Outre sa signification courante dans la langue française d'interpellation verbale brusque et/ou volontairement désagréable, le terme a trois sens possibles : en orthographe, une apostrophe est une marque orthographique (exemple : « ' » dans l'été) ; en grammaire, l'apostrophe est une apposition (un nom mis en apostrophe, par exemple : J'ai murmuré, Richard..., j'ai mal aux pieds) ; et en rhétorique, l'apostrophe est une figure de style.

En orthographe, l'apostrophe notant l'élision (exemple : l'enfant, pour le enfant, l'homme, pour le homme, etc.) se met en place dans le premier tiers du XVIe siècle. Jacques Peletier1, dans son Dialogue sur l'orthographe (Lyon, Jean de Tournes, 1555), dit qu'elle a été inventée de son temps, en tant que marque orthographique qui détourne et remplace la lettre élidée.

En grammaire, on dit qu'un mot est mis en apostrophe quand il sert à désigner par son nom ou son titre la personne (ou ce qui est assimilé à une personne) à qui on s'adresse au cours de la conversation (exemples : Pardon Monsieur ! ; Jacques, tais-toi!).

APOSTROPHE, APOSTROPHER ET APPOSITION

Le nom et le verbe ont eu en français classique (à partir de la deuxième moitié du XVIIe siècle) le sens de « soufflet, coup du plat ou du revers de la main appliqué sur la joue, claque, gifle » (1661), « souffleter, frapper d'un soufflet, gifler, battre » (1740). Ces emplois ont disparu vers la fin du XVIIIe siècle.

On ne confondra pas l'apostrophe avec des phrases exclamatives comme l'injure : Imbécile ! regarde un peu où tu marches !

On ne confondra pas non plus l'apostrophe avec l'apposition. L'apposition peut être conservée dans le discours indirect, tandis que l'apostrophe ne le peut pas.
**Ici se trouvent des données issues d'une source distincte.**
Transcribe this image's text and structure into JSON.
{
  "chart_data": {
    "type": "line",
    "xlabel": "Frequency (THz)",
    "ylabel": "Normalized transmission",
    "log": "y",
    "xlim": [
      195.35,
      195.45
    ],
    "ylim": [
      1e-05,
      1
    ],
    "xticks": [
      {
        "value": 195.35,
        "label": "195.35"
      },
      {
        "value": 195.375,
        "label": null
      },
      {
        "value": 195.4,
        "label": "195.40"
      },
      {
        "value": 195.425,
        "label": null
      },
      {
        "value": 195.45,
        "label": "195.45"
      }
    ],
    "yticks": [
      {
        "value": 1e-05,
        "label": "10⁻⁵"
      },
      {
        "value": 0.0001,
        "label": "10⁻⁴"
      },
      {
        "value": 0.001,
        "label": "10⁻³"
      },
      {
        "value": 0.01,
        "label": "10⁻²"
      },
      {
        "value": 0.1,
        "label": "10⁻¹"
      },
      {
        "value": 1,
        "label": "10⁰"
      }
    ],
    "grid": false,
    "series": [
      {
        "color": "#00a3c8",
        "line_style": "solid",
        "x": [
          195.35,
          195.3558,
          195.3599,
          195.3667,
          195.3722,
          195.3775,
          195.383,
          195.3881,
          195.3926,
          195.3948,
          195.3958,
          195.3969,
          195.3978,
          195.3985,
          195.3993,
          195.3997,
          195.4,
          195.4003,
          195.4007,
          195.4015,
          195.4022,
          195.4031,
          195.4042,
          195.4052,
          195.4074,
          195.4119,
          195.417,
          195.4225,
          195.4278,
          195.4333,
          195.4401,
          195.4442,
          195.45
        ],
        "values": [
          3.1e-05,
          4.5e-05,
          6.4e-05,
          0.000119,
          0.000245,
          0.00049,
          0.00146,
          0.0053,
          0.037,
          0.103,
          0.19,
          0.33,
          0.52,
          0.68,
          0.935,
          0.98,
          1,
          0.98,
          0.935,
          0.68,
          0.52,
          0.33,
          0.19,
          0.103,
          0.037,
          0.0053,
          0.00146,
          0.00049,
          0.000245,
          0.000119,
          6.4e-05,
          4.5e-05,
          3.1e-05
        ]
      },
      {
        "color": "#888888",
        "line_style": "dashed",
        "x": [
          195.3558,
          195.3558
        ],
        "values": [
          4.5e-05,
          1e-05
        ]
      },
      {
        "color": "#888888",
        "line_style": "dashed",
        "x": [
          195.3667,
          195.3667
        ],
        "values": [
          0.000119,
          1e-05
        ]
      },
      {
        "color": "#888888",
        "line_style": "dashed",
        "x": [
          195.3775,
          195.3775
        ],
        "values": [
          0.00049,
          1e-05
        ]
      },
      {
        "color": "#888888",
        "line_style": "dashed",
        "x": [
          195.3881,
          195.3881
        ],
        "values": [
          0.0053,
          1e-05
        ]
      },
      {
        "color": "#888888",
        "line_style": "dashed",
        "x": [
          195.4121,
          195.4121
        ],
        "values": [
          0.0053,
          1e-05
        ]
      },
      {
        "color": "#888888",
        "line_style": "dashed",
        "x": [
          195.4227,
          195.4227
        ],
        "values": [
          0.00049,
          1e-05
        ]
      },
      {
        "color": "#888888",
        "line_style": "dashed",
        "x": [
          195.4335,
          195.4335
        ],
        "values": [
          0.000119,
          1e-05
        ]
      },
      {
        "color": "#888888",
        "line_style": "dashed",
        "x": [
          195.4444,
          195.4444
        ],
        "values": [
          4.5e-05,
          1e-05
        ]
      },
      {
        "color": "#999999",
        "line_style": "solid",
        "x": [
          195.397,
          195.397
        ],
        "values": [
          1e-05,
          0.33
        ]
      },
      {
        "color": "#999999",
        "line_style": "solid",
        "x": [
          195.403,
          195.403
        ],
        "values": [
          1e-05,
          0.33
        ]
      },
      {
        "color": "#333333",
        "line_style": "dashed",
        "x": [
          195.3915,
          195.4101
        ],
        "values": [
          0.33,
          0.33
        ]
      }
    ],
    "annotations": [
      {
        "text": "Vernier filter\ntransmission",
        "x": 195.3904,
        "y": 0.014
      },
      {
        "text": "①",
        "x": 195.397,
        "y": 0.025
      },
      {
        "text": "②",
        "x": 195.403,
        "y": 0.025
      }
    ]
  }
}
Dans l'exemple : J'ai dit : « Thérèse, vous vous trompez. », le nom propre Thérèse est une apostrophe, car on ne peut pas dire : J'ai dit à Thérèse que vous vous trompiez, sans changer le sens de la phrase ; dans cet exemple, quoique Thérèse représente la même réalité que vous, les deux mots ne sont pas en rapport grammatical l'un avec l'autre. Dans la phrase : J'ai dit : « Jean, je suis fatiguée. » Jean est une apposition et non une apostrophe. En effet, on peut passer du discours direct au discours indirect sans changer le sens de la phrase : J'ai dit à Jean que j'étais fatiguée.

Bonjour, tous !
Bonjour, vous !

Ami, je t'aime pour ton caractère sérieux.

Bonsoir, fils.

Le mot mis en apostrophe peut être un nom ou un pronom (ou un syntagme nominal ou pronominal) désignant l'être animé ou la chose personnifiée à qui on s'adresse. Exemples : Ton espérance, ma colombe, est un roseau ; Lune, quel esprit sombre / Promène au bout d'un fil, / Dans l'ombre, / Ta face et ton profil, extrait de : Premières poésies (1829-1835), Ballade à la lune, d'Alfred de Musset. Le mot en apostrophe appartient à la deuxième personne grammaticale.

LA MITRAILLE DE L'ÉLOQUENCE

(…) l'apostrophe, une des plus puissantes machines de la rhétorique (…) l'apostrophe, c'est la mitraille de l'éloquence (…) C'est, comme vous savez, une figure au moyen de laquelle on a trouvé le secret de parler aux gens qui ne sont pas là, de lier conversation avec toute la nature, interroger au loin les morts et les vivants.

Extrait de : Pamphlets politiques (1816-1824), X, de Paul-Louis Courier2.

En rhétorique, l'apostrophe est une figure par laquelle on s'adresse à des personnes absentes ou à des êtres abstraits (exemples : Ô Rage, ô Désespoir, ô Vieillesse ennemie). C'est une figure par laquelle l'orateur, s'interrompant tout à coup, adresse la parole à quelqu'un ou à quelque chose.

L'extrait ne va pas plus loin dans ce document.